Another crucial issue is asking the right trial question and choosing the correct end points for the study. Progression-free survival is a common primary end point and recent investigational therapies often improve this end point by only a few months. Although these gains can be of clinical significance to patients, health-care providers who make assessments based on cost-effectiveness frequently do not approve such agents for use or reimbursement. The result: the intended patient populations do not get access to these expensive, but efficacious, drugs.2 Perhaps earlier liaison with funding bodies to assess the relative cost-effectiveness of efficacy of these agents in parallel with development might help to avoid this situation, which is destined to increase dramatically in light of the extremely crowded and cost prohibitive drug marketplace.

Close collaboration between industry partners to avoid redundancy in developing multiple agents with the same target would be a considerable step forward, as highlighted by the recent Merck and AstraZeneca collaboration for their respective AKT and MEK inhibitors. Discontinuation of agents earlier in the drug development process that do not meet the criteria suggested by Sharma and Schilsky,10 would also help to reduce failure rates. As stated earlier, if more recognition was given to rewarding careful and thorough preclinical progress rather than first-to-market drug development, drug companies might also be more willing to work together to invest in preclinical research. Such collaborative efforts might also help validate the robustness of academic research findings. As 50% of published preclinical results are not reproducible by industry, steps to improve such reproducibility with a new public-funded access scheme to leverage academic and industry-reported efforts could help future clinical trial design and limit development of agents with a poor target definition.

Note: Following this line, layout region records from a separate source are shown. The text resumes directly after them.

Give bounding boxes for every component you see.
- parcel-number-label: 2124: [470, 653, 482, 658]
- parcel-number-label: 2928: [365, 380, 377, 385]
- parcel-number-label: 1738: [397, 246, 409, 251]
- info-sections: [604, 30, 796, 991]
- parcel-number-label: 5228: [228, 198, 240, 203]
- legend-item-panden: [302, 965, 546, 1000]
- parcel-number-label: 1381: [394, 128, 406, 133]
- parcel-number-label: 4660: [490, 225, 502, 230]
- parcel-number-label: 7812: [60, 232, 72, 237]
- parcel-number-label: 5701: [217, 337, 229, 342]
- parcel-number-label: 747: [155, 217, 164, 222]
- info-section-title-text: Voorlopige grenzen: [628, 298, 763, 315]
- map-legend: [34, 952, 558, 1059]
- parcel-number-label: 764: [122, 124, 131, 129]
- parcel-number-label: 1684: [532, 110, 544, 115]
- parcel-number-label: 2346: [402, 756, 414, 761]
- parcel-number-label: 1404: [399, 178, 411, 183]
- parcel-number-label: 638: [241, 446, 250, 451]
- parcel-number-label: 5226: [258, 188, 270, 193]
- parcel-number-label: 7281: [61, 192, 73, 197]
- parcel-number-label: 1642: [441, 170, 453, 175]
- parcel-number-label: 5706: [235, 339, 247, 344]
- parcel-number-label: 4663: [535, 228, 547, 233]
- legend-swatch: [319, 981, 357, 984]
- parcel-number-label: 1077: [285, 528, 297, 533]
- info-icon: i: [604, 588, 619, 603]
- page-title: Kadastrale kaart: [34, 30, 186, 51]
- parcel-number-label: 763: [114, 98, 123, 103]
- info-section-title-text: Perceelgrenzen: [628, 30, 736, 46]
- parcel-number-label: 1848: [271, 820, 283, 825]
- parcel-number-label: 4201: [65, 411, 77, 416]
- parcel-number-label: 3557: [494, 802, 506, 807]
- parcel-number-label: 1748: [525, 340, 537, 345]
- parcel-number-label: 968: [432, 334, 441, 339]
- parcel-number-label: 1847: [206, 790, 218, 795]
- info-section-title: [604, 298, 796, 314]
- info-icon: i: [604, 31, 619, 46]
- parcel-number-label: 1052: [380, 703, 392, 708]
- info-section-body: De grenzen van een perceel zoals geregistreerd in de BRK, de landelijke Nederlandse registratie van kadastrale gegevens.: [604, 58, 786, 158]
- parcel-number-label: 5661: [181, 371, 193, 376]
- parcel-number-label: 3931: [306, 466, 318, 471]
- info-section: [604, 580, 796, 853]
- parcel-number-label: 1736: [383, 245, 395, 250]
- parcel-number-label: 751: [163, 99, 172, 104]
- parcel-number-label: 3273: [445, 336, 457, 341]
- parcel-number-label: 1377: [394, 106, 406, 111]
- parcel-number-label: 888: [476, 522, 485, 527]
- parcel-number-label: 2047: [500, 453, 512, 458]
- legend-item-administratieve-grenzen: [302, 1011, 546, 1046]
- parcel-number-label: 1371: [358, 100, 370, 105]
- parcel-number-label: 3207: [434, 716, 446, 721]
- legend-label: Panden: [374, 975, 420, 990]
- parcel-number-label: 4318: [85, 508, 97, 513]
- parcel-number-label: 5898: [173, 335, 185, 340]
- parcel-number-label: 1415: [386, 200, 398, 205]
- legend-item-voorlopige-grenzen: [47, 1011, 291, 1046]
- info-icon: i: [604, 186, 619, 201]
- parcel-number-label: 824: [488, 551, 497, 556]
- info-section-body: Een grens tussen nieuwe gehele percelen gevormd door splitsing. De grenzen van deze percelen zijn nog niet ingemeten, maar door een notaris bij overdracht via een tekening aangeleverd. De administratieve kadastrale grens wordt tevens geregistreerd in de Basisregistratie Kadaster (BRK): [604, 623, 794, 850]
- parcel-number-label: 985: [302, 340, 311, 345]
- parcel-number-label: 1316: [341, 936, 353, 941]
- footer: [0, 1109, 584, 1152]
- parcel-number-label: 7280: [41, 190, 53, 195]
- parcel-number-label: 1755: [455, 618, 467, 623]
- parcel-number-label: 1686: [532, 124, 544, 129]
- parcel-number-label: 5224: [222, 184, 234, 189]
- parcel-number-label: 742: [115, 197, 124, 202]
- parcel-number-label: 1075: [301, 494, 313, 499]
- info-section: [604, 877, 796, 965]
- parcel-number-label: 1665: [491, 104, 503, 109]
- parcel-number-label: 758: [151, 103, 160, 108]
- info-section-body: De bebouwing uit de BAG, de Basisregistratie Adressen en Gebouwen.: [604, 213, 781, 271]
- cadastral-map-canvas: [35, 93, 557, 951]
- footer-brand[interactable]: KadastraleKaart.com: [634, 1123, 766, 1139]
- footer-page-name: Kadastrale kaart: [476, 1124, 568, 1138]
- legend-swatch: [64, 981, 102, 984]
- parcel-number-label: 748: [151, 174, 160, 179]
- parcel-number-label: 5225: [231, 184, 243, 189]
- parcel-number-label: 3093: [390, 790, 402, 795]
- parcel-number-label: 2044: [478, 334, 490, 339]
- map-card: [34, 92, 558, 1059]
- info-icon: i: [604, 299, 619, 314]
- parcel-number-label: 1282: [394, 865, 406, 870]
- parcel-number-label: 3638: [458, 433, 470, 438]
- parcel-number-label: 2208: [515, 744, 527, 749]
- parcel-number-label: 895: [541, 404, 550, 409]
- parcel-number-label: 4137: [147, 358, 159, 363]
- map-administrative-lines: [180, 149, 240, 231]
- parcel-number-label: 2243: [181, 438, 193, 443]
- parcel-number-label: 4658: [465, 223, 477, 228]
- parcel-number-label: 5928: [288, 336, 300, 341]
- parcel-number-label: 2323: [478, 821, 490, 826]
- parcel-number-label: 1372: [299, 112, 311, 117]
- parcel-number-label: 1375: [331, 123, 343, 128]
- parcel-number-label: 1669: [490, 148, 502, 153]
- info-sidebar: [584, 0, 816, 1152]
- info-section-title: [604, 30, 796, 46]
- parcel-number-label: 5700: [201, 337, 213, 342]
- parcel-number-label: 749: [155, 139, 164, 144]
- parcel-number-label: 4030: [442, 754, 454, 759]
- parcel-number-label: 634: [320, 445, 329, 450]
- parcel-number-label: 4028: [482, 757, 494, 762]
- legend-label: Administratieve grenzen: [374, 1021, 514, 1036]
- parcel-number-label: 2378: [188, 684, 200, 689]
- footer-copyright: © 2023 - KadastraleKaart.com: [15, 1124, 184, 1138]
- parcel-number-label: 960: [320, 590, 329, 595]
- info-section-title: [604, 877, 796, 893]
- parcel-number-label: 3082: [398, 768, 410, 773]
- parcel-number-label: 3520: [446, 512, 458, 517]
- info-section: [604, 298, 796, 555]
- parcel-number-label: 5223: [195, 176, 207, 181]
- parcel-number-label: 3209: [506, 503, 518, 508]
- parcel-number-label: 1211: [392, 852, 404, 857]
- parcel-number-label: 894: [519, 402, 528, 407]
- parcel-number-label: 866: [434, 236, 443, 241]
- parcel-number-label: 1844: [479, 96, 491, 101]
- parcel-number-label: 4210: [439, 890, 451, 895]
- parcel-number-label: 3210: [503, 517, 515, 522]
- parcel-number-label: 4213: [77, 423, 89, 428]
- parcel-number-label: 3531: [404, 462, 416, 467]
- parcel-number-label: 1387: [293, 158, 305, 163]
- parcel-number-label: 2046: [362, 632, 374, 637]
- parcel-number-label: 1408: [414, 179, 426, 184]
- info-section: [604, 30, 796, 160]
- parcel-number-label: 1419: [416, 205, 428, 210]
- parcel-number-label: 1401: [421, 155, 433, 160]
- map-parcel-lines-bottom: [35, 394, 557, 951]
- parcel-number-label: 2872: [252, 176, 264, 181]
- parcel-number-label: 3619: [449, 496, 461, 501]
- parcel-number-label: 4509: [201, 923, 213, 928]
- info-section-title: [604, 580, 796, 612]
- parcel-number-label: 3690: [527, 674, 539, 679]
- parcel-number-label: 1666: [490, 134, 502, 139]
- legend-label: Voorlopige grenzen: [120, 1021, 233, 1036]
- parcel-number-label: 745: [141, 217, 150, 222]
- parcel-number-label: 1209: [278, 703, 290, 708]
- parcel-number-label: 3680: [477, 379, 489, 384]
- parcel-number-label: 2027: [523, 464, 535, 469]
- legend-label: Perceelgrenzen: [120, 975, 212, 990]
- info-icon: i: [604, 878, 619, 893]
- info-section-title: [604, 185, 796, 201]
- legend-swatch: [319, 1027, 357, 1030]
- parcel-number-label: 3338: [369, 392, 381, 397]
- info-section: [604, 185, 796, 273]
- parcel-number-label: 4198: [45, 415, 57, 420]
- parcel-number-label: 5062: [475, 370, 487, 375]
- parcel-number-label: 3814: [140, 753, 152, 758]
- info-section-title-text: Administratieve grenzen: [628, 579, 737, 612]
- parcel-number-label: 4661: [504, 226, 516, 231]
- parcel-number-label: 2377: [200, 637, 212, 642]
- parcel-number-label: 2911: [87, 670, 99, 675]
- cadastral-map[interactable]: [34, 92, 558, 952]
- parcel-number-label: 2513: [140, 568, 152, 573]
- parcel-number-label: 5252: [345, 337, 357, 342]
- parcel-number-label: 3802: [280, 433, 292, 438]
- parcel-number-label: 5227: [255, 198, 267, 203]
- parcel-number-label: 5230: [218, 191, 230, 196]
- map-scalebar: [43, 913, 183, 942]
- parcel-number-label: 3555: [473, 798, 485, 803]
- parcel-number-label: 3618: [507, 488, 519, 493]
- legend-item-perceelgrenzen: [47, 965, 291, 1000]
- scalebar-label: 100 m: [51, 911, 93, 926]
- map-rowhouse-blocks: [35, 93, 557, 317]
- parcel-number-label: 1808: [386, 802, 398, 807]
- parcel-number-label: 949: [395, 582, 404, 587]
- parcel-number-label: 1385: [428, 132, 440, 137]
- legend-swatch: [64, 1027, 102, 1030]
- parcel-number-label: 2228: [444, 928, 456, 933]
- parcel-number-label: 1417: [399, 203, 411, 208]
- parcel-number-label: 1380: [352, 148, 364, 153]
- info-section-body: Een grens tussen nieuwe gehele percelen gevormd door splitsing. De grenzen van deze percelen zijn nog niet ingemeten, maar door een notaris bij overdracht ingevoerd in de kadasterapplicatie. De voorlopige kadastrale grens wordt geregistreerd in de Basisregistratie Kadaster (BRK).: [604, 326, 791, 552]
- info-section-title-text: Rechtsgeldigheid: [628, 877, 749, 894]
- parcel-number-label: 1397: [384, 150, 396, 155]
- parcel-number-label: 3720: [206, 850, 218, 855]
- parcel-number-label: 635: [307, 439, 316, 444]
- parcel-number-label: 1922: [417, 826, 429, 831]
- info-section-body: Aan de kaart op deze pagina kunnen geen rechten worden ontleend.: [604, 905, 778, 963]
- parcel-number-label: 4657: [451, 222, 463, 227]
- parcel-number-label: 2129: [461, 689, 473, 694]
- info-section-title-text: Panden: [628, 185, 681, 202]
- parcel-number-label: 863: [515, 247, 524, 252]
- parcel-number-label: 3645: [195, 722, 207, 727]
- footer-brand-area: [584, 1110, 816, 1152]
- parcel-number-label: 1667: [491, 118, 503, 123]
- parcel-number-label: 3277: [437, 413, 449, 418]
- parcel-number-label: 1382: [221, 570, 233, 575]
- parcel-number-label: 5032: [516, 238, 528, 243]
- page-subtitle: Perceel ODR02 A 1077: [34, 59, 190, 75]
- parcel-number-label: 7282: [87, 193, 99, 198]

Obviously, we have cherry picked just a few examples to discuss here and have not even begun to scratch the surface in terms of what is possible and what has been proposed within the community. It is our hope that this editorial and the articles in this clinical trials focus issue will be illuminating and of interest to our readers, and that possibly they might contribute in a small way to the ongoing changes in clinical trial practice that will benefit researchers, clinicians and patients alike.